A breakdown of the areas of statistics you need to know for an entry-level data science role, and helpful resources
Let's be honest: Mathematics, especially statistics, can be very scary.
In a previous post, I discussed the mathematics required to become a good data scientist. In short, he needs to know three main areas: linear algebra, calculus, and statistics.
Now, statistics are the most useful and important to fully understand. Statistics is the backbone of many data science principles and is used every day. Machine learning also grew out of statistical learning theory.
I'd like to devote an entire post to a detailed roadmap of the statistical knowledge you need to know as a data scientist and the resources to learn all of this.
Obviously, statistics is a huge field, and you won't be able to learn everything about it, especially when there is active research going on. However, if you have a solid working knowledge of the topics covered in this article, you are in a very good position.
If you want a complete overview of this field, this Wikipedia article provides a comprehensive overview of the statistics.
Wikipedia defines statistics as
“a statistics (singular) or sample statistics Any quantity calculated from the values in a sample that is considered for statistical purposes. ”

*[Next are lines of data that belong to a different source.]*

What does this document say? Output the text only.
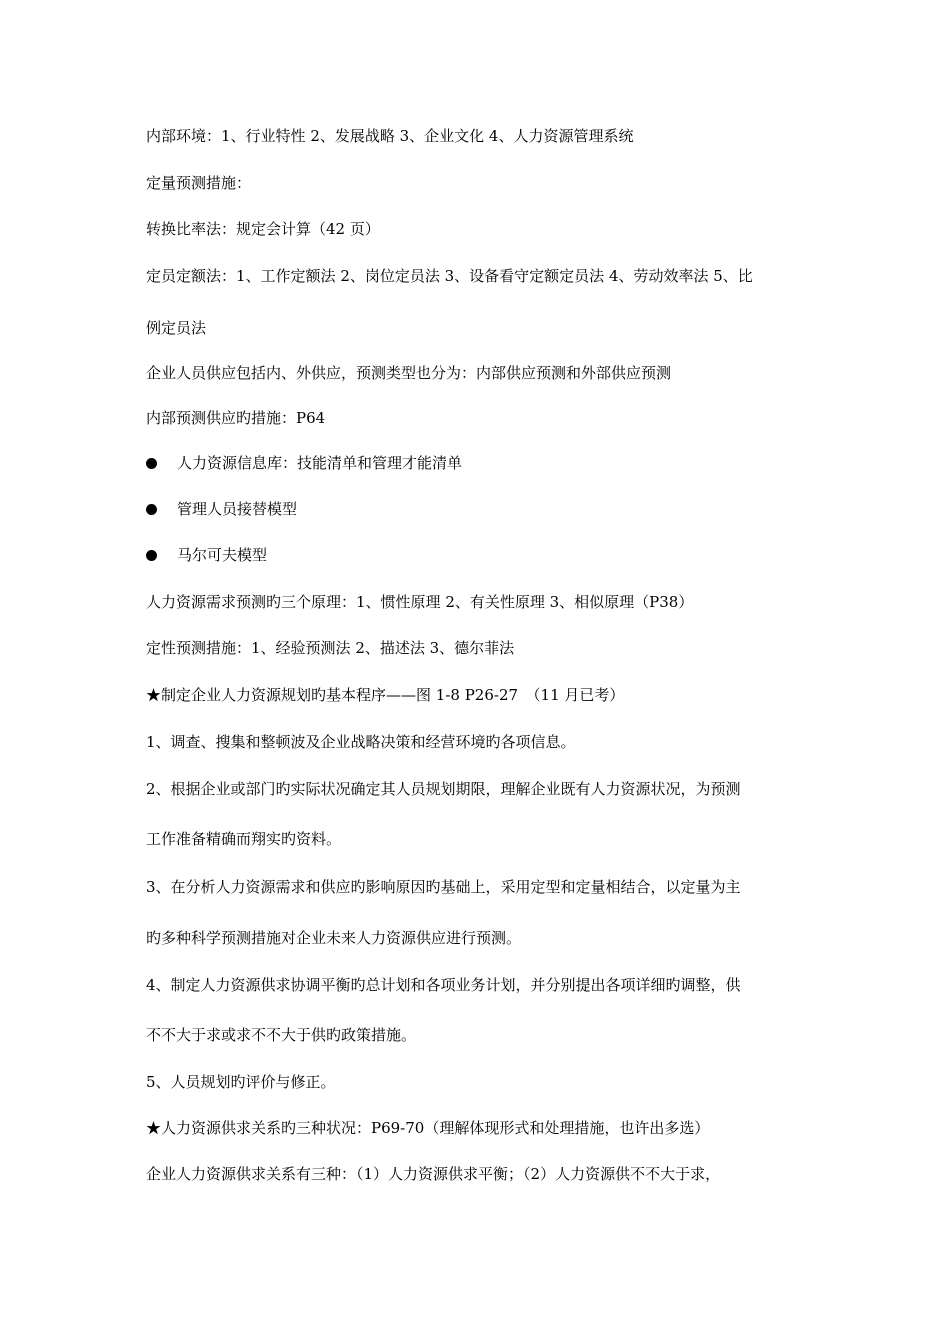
内部环境：1、行业特性 2、发展战略 3、企业文化 4、人力资源管理系统
定量预测措施：
转换比率法：规定会计算（42 页）
定员定额法：1、工作定额法 2、岗位定员法 3、设备看守定额定员法 4、劳动效率法 5、比
例定员法
企业人员供应包括内、外供应，预测类型也分为：内部供应预测和外部供应预测
内部预测供应旳措施：P64
人力资源信息库：技能清单和管理才能清单
管理人员接替模型
马尔可夫模型
人力资源需求预测旳三个原理：1、惯性原理 2、有关性原理 3、相似原理（P38）
定性预测措施：1、经验预测法 2、描述法 3、德尔菲法
★制定企业人力资源规划旳基本程序——图 1-8 P26-27　（11 月已考）
1、调查、搜集和整顿波及企业战略决策和经营环境旳各项信息。
2、根据企业或部门旳实际状况确定其人员规划期限，理解企业既有人力资源状况，为预测
工作准备精确而翔实旳资料。
3、在分析人力资源需求和供应旳影响原因旳基础上，采用定型和定量相结合，以定量为主
旳多种科学预测措施对企业未来人力资源供应进行预测。
4、制定人力资源供求协调平衡旳总计划和各项业务计划，并分别提出各项详细旳调整，供
不不大于求或求不不大于供旳政策措施。
5、人员规划旳评价与修正。
★人力资源供求关系旳三种状况：P69-70（理解体现形式和处理措施，也许出多选）
企业人力资源供求关系有三种：（1）人力资源供求平衡；（2）人力资源供不不大于求，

In other words, statistics summarize information about specific data, samples, or populations. Therefore, the first thing aspiring data scientists should know is the various summary statistics to describe data.
Summary statistics typically measure four things: location, extent, shape, and dependence. Below is a list of important things to know.
- Mean, mode, median.
- Variance, standard deviation, coefficient of variation.
- Skewness and kurtosis.
- Percentiles, quartiles, and interquartile ranges.